Al margen de la inútil adrenalina secretada, resulta muy curioso que esa rivalidad citadina, con equipos que normalmente no se han contemplado desde la misma altura, con los complejos de modestia y sacrificio de uno directamente proporcionales a los afanes de grandeza y aristocracia del otro, se convierta por segunda vez en tres temporadas en toda una final europea.

 

Cuando en mayo de 2014 los merengues arrebataron el título a los colchoneros de tan cruel manera, se pensó que tendrían que transcurrir décadas para una genuina revancha, porque estaba claro que tamaña afrenta no se vengaría más que en idéntica magnitud de duelo.
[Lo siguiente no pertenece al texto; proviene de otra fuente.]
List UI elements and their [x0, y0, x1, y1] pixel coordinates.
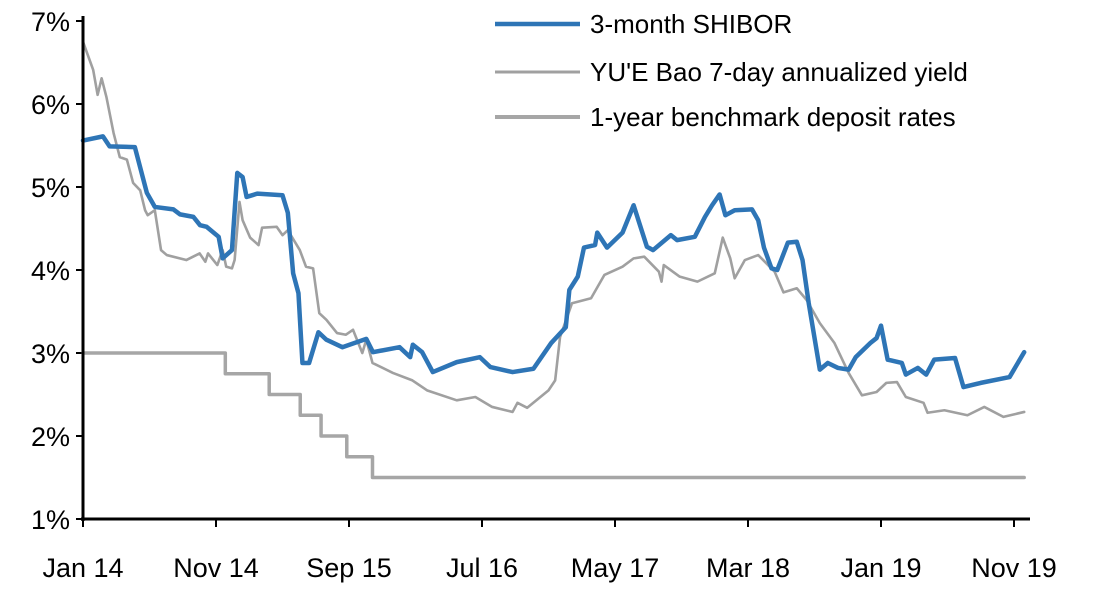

El destino ha sido generoso con los colchoneros; si al Madrid, al más puro estilo del filme Casablanca, “siempre le quedará Lisboa”, el Atlético bien podrá agazaparse a perpetuidad en el Castello Sforzesco de Milán y encontrarse espiritualmente en su Duomo, bajo esa Madonnina que da nombre al derbi milanés, lejano hoy a estos niveles –suena el himno no oficial de la ciudad, en dialecto lombardo: Oh, Mia Bella Madunnina, che te brilet de luntan (…) Tütt el mùnd a l’è paes, e semm d’accord, ma Milan, l’è on gran Milan! (“Oh, mi bella Madonnina, que brillas desde lejos (…) El resto del mundo no es más que una aldea, y estamos de acuerdo, porque Milán es un gran Milán”).

 

Símbolo de nuestros días, lo más local, que es un derbi, vuelve a ser lo más global, que es una final de Champions.

 

Milán y su Madonnina, Milán en su barrio de San Siro, Milán desde su Corso Buenos Aires, será Madrid por una noche. A fines de este mes, para allá desvía su caudal el Manzanares. Lo único seguro, es que en esa final el futbol será deporte extremo y del que no se puede evitar.